Agora temos um Código de Defesa do Contribuinte: estamos mais protegidos?

Por Elidie Palma Bifano

14/01/2026 12:00 am

Em dezembro de 2025 foi noticiado pela mídia que havia sido aprovado pelo Congresso Nacional o Projeto de Lei Complementar nº 125/2022 destacando-se, em especial, que essa norma estaria voltada a regular a condição do devedor contumaz, assim definido em seu artigo 11, como o “sujeito passivo cujo comportamento fiscal se caracteriza pela inadimplência substancial, reiterada e injustificada de tributos”. Na realidade, o devedor contumaz é apenas um dos muitos temas de que trata esse projeto de lei, agora já sancionado como Lei Complementar nº 225/2026. O certo é que esse diploma legal introduz o Código de Defesa do Contribuinte, assim sendo muito mais amplo e importante, o seu espectro, do que apenas o devedor contumaz, como se observará. Destaque-se que tardia é sua edição.

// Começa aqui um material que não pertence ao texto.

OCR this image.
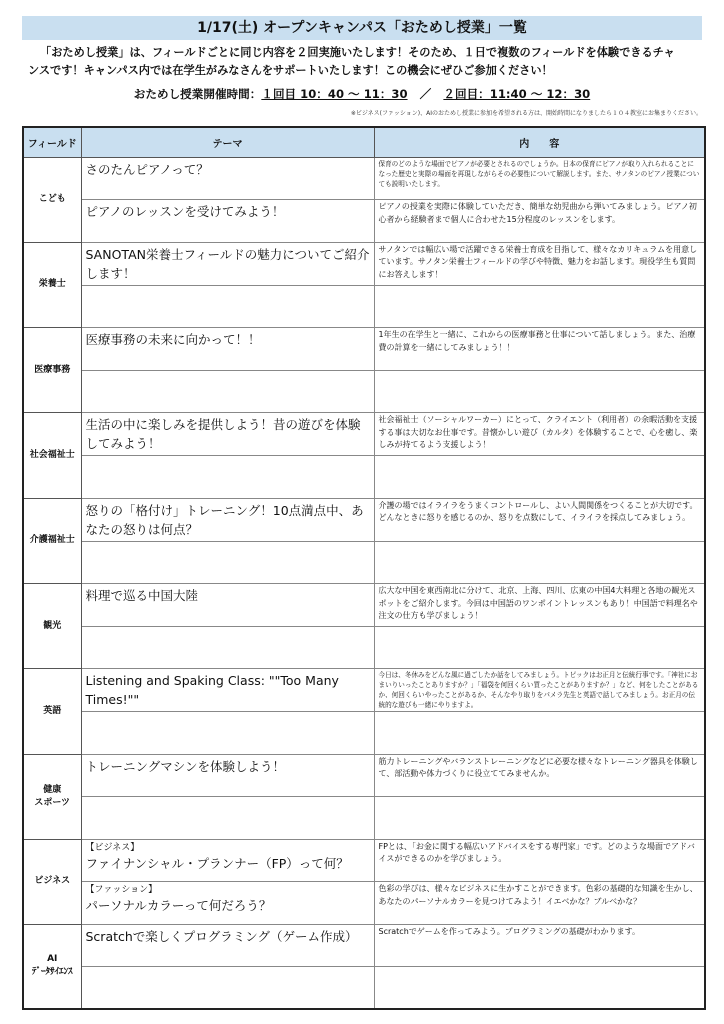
1/17(土) オープンキャンパス「おためし授業」一覧
「おためし授業」は、フィールドごとに同じ内容を２回実施いたします！そのため、１日で複数のフィールドを体験できるチャ
ンスです！キャンパス内では在学生がみなさんをサポートいたします！この機会にぜひご参加ください！
おためし授業開催時間：１回目 10：40 ～ 11：30 ／ ２回目：11:40 ～ 12：30
※ビジネス(ファッション)、AIのおためし授業に参加を希望される方は、開始時間になりましたら１０４教室にお集まりください。
フィールド	テーマ	内　　容

こども	さのたんピアノって？	保育のどのような場面でピアノが必要とされるのでしょうか。日本の保育にピアノが取り入れられることになった歴史と実際の場面を再現しながらその必要性について解説します。また、サノタンのピアノ授業についても説明いたします。
	ピアノのレッスンを受けてみよう！	ピアノの授業を実際に体験していただき、簡単な幼児曲から弾いてみましょう。ピアノ初心者から経験者まで個人に合わせた15分程度のレッスンをします。

栄養士	SANOTAN栄養士フィールドの魅力についてご紹介します！	サノタンでは幅広い場で活躍できる栄養士育成を目指して、様々なカリキュラムを用意しています。サノタン栄養士フィールドの学びや特徴、魅力をお話します。現役学生も質問にお答えします！

医療事務	医療事務の未来に向かって！！	1年生の在学生と一緒に、これからの医療事務と仕事について話しましょう。また、治療費の計算を一緒にしてみましょう！！

社会福祉士	生活の中に楽しみを提供しよう！昔の遊びを体験してみよう！	社会福祉士（ソーシャルワーカー）にとって、クライエント（利用者）の余暇活動を支援する事は大切なお仕事です。昔懐かしい遊び（カルタ）を体験することで、心を癒し、楽しみが持てるよう支援しよう！

介護福祉士	怒りの「格付け」トレーニング！10点満点中、あなたの怒りは何点？	介護の場ではイライラをうまくコントロールし、よい人間関係をつくることが大切です。どんなときに怒りを感じるのか、怒りを点数にして、イライラを採点してみましょう。

観光	料理で巡る中国大陸	広大な中国を東西南北に分けて、北京、上海、四川、広東の中国4大料理と各地の観光スポットをご紹介します。今回は中国語のワンポイントレッスンもあり！中国語で料理名や注文の仕方も学びましょう！

英語	Listening and Spaking Class: ""Too Many Times!""	今日は、冬休みをどんな風に過ごしたか話をしてみましょう。トピックはお正月と伝統行事です。「神社におまいりいったことありますか？」「福袋を何回くらい買ったことがありますか？」など、何をしたことがあるか、何回くらいやったことがあるか、そんなやり取りをパメラ先生と英語で話してみましょう。お正月の伝統的な遊びも一緒にやりますよ。

健康
スポーツ	トレーニングマシンを体験しよう！	筋力トレーニングやバランストレーニングなどに必要な様々なトレーニング器具を体験して、部活動や体力づくりに役立ててみませんか。

ビジネス	【ビジネス】
ファイナンシャル・プランナー（FP）って何？	FPとは、「お金に関する幅広いアドバイスをする専門家」です。どのような場面でアドバイスができるのかを学びましょう。

	【ファッション】
パーソナルカラーって何だろう？	色彩の学びは、様々なビジネスに生かすことができます。色彩の基礎的な知識を生かし、あなたのパーソナルカラーを見つけてみよう！イエベかな？ブルベかな？

AI
ﾃﾞｰﾀｻｲｴﾝｽ	Scratchで楽しくプログラミング（ゲーム作成）	Scratchでゲームを作ってみよう。プログラミングの基礎がわかります。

A despeito disso, essa norma foi objeto de pouco debate, concentrado em fins do ano de 2025, ano esse marcado como de triste memória para os contribuintes que nele foram, literalmente, exauridos por uma avalanche de normas que alteraram a tributação de forma radical, mas cujo conteúdo técnico está longe do preconizado nas disposições da Lei Complementar nº 95/1998, que trata da elaboração, redação, alteração e consolidação das leis.

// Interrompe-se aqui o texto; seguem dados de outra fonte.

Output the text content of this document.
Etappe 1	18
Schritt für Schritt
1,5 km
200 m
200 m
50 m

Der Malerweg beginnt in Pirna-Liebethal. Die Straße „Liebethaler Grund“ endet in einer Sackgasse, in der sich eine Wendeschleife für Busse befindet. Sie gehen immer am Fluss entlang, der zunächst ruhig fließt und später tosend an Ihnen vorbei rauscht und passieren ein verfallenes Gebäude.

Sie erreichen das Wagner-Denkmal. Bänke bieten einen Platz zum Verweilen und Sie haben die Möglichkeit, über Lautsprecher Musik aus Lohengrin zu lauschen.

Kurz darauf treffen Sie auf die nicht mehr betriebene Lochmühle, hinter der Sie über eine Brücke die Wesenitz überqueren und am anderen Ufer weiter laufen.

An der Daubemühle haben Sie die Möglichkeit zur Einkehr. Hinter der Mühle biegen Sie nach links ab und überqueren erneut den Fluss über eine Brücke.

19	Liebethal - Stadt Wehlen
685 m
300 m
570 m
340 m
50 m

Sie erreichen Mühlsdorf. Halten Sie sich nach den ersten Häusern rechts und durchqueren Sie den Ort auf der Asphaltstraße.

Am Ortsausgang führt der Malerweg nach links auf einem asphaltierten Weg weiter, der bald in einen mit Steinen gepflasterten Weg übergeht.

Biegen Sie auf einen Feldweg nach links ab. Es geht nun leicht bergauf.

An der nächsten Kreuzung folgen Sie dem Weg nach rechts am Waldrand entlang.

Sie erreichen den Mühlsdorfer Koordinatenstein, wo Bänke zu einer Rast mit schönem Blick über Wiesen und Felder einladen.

Destaque-se que os legisladores constituintes reputaram tão relevante a coerência e boa redação das normas, para fins de sua composição, que determinaram no artigo 59 do Texto Maior, que lei complementar estabelecesse regras para a formulação e consolidação dos atos normativos, o que foi feito pela referida Lei Complementar nº 95/1998. O exame das normas de natureza tributária editadas nos últimos três anos, apenas delimitando um período para fins de análise, demonstra que as disposições da Lei Complementar nº 95/1998, têm sido ignoradas, quer pela obscuridade com que as matérias são tratadas, quer pelo açodamento com que têm sido elaboradas, em geral oriundas do Poder Executivo, desprezando-se, claramente, a participação do cidadão e de especialistas respeitados no âmbito jurídico.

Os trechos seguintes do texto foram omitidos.